Louise, Thank you for your comment and your support of my work with A New Wrinkle and Sage's Play. Indeed zest for life is the fragrant spice of life, without which things may be a bit too bland.

It's awesome to go to see this website and reading the views
of all colleagues concerning this post, while I am also zealous
of getting experience.

Gaea, You are an exciting role model because you have not forgotten how to play!  So often aging discussions are serious expositions dissecting the process of aging decade by decade. Statistics analyzing the prevalence of diseases; careful studies examining the styles and types of caregiving; discussions of end of life issues, blind us to the intensity of living that comes with age.  The excitement of each challenge and our success at meeting them and exploring our own brand of solution is true Sage's Play.As an Age-ng to Sage-ing Seminar Leader I find that each participant develops his or her own new wrinkle as they redefine aging to fit their own personal vision.  We elders are crossing into a new land of human development that extended aging has bestowed on us.  Using our extended time to explore each new wrinkle is a blessing for all of us and gives us the courage to stand in our own power.Ina Albert, CSLAge-ing to Sage-ing Seminar LeaderLife Transitions CoachCo-author, Write Your Self Well...Journal Your Self to Healthwww.Aging

Ina, I so appreciate your comments here.

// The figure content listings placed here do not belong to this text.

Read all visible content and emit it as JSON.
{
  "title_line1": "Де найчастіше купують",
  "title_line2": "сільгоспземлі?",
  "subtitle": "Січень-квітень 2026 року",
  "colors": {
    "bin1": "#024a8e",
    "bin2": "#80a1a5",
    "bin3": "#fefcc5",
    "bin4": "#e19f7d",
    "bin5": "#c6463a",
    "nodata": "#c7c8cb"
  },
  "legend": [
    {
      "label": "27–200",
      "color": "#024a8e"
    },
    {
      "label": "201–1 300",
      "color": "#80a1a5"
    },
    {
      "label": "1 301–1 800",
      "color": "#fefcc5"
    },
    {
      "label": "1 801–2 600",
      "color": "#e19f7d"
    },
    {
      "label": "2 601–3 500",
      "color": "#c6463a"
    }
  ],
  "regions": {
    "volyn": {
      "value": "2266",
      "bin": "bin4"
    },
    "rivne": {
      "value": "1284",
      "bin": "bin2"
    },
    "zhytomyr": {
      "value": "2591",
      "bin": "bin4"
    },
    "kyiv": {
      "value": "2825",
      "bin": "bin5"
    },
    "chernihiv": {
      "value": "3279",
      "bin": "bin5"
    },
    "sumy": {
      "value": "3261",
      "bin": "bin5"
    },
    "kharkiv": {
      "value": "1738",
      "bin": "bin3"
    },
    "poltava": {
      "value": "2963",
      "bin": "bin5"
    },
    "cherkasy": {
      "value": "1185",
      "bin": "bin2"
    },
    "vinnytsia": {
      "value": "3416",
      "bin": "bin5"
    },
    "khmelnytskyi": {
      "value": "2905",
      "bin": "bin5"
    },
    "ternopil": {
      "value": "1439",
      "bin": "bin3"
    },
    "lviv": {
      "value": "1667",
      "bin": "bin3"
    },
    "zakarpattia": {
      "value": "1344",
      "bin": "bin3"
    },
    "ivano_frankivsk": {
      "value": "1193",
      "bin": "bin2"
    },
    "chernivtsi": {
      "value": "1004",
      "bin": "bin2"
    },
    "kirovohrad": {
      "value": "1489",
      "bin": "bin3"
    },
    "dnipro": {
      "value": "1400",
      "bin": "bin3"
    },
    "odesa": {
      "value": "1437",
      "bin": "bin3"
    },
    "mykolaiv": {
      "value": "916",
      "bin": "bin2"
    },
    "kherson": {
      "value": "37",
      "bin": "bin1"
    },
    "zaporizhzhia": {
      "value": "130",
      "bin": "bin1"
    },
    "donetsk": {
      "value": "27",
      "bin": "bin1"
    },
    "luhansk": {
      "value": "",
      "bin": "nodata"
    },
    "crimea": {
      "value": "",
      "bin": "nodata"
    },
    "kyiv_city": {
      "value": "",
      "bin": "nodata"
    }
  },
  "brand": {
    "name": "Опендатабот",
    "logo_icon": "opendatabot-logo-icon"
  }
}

They are certainly aligned with my own experience and vision of aging. To me, creativity and playfulness are a very important part of aging. I agree that there is much more attention to illness and frailty than there is to vividness, intensity and venturesome growth. Of course illness, frailty and death are profound life experiences and passages. But like you, I believe that it's past time to celebrate this time of life with the kind of deeper self understanding, meaning and modeling that occurs when we play and engage in life as an artistic process.

Hi and Love from Portland, Gaea!I'm Jim Corcoran, the founder of Aging Artfully Initiative.My pal Ken Pyburn told me about you.We are visualizing a center for the arts, where one of the arts is aging.  I feel that the power of your authenticity and your passion to live well radiate beauty and an irresistable energy that demands recognition of the truth that aging is full of riches, still to be explored by many.Many Blessings to you, and all our fine leaders, and the regular folks who just grow in their own way and their own speed.  The transition to the better world is well under way.I'm glad NCCA regocnizes your importance.  I am getting closer to them, too.Yours in Service to Elder Creatives!